C’est une nouvelle étape pour l’enseignement des sciences dans la Loire. En déplacement au collège Le Palais à Feurs ce 6 mai, la rectrice de l’académie de Lyon, Anne Bisagni-Faure, a officialisé l’ouverture de quatre nouvelles classes CHAMS à la rentrée 2026.
Les collèges concernés sont :
Collège Les Champs à Saint-Étienne
Collège Léonard de Vinci à Saint-Romain-le-Puy
Collège Massenet Fourneyron au Chambon-Feugerolles
Collège Jacques Brel à Chazelles-sur-Lyon
Ces ouvertures viennent s’ajouter aux deux dispositifs déjà existants dans le département. À l’échelle de l’académie de Lyon, le programme passe ainsi de 5 classes expérimentales à 20 dès la rentrée prochaine.
Un dispositif pour donner le goût des sciences
Les classes CHAMS s’adressent à des élèves volontaires de 4e et 3e, avec un principe simple : renforcer l’apprentissage des mathématiques et des sciences grâce à deux heures supplémentaires hebdomadaires.
« C’est une pédagogie différente, plus collective, qui donne confiance aux élèves », explique la rectrice. L’objectif est clair : développer l’esprit scientifique, le raisonnement et l’esprit critique, tout en ouvrant les perspectives d’orientation.
Particularité du dispositif : la parité est respectée avec 50 % de filles et 50 % de garçons. Une réponse directe au constat encore préoccupant de la sous-représentation féminine dans les filières scientifiques.
Des projets concrets pour apprendre autrement
Au collège Le Palais, les élèves rencontrés témoignent d’un enthousiasme réel.

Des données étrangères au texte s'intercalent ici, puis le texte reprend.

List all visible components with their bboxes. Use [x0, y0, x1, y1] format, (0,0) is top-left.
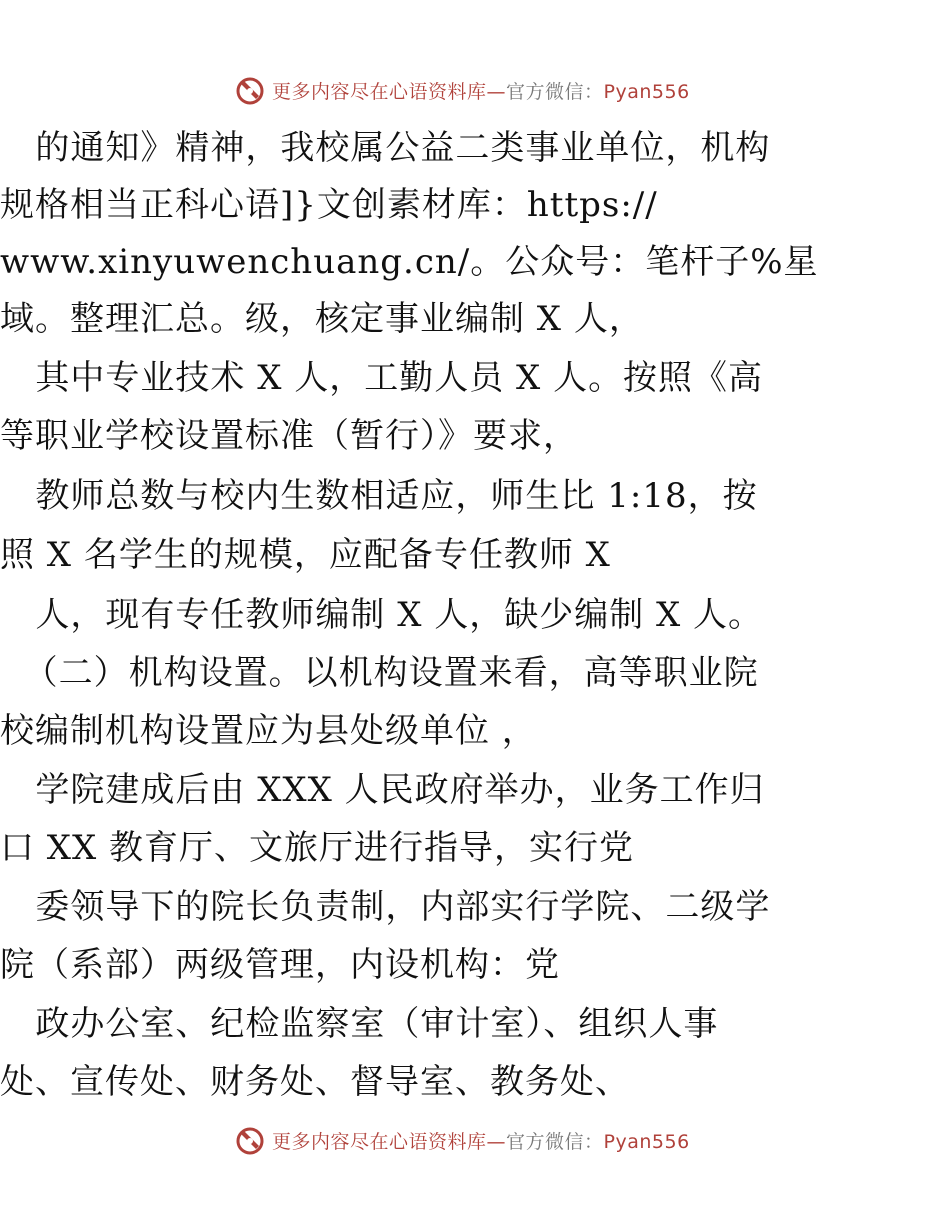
watermark-wechat-id: Pyan556 [603, 1130, 690, 1153]
text-line: 照 X 名学生的规模，应配备专任教师 X [0, 535, 611, 575]
watermark-main: 更多内容尽在心语资料库 [272, 1130, 487, 1153]
watermark-label: 官方微信： [506, 80, 604, 103]
watermark-separator: — [486, 1130, 507, 1153]
text-line: 处、宣传处、财务处、督导室、教务处、 [0, 1062, 630, 1102]
text-line: 委领导下的院长负责制，内部实行学院、二级学 [0, 887, 771, 927]
watermark-main: 更多内容尽在心语资料库 [272, 80, 487, 103]
brand-logo-icon [234, 1124, 266, 1156]
text-line: 校编制机构设置应为县处级单位 ， [0, 711, 537, 751]
text-line: 学院建成后由 XXX 人民政府举办，业务工作归 [0, 770, 765, 810]
text-line: 院（系部）两级管理，内设机构：党 [0, 945, 560, 985]
watermark-separator: — [486, 80, 507, 103]
text-line: 人，现有专任教师编制 X 人，缺少编制 X 人。 [0, 595, 764, 635]
text-line: （二）机构设置。以机构设置来看，高等职业院 [0, 653, 759, 693]
footer-watermark-banner [234, 1120, 714, 1160]
text-line: 规格相当正科心语]}文创素材库：https:// [0, 185, 658, 225]
text-line: www.xinyuwenchuang.cn/。公众号：笔杆子%星 [0, 242, 819, 282]
watermark-label: 官方微信： [506, 1130, 604, 1153]
text-line: 等职业学校设置标准（暂行）》要求， [0, 416, 578, 456]
watermark-text [272, 1127, 690, 1154]
text-line: 口 XX 教育厅、文旅厅进行指导，实行党 [0, 828, 635, 868]
text-line: 其中专业技术 X 人，工勤人员 X 人。按照《高 [0, 358, 764, 398]
text-line: 教师总数与校内生数相适应，师生比 1:18，按 [0, 476, 758, 516]
text-line: 域。整理汇总。级，核定事业编制 X 人， [0, 299, 644, 339]
text-line: 政办公室、纪检监察室（审计室）、组织人事 [0, 1004, 719, 1044]
watermark-wechat-id: Pyan556 [603, 80, 690, 103]
text-line: 的通知》精神，我校属公益二类事业单位，机构 [0, 128, 771, 168]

Erine, en 4e, apprécie « apprendre de nouvelles choses » à travers des projets comme la création d’illusions d’optique ou des recherches sur les femmes scientifiques.
Même constat pour Lyv, qui souligne une approche différente : « On n’est pas beaucoup, donc on peut faire plus de manipulations. »
Pour Camille, l’intérêt est aussi dans la compréhension : « On voit les choses moins rapidement, mais on les comprend vraiment. Plus pratique que théorique. C'est ça aussi la science, expérimenter. »
Les activités sont variées : expériences scientifiques, travaux en groupe, rencontres avec des étudiants ou encore visites d’établissements d’enseignement supérieur.
S’ouvrir au monde scientifique et à l’orientation
Le dispositif s’appuie sur des partenariats avec des acteurs du supérieur, comme l’École des Mines de Saint-Étienne, mais aussi avec des associations comme l’AFEV.
Ces interventions permettent aux élèves de découvrir concrètement les études et les métiers scientifiques. Visites d’IUT, travaux pratiques en laboratoire, échanges avec des étudiants : autant d’expériences qui facilitent la projection dans l’avenir.
« L’enjeu est aussi de montrer que les études supérieures sont accessibles à tous, même pour des élèves issus de territoires plus ruraux », souligne une intervenante en service civique.
Un levier pour l’égalité des chances
Au-delà des apprentissages, les CHAMS s’inscrivent dans le plan national « filles et maths ». Aujourd’hui encore, seules 25 % des élèves en filières scientifiques sont des filles en fin de cursus.
Ces classes ont donc une ambition forte : casser les stéréotypes et encourager toutes les vocations.
« C’est une classe tremplin, pour donner confiance et permettre à chacun de se projeter dans les sciences », conclut la rectrice.
Avec six établissements engagés dès 2026, la Loire confirme son ambition : faire des sciences un horizon accessible à tous les collégiens.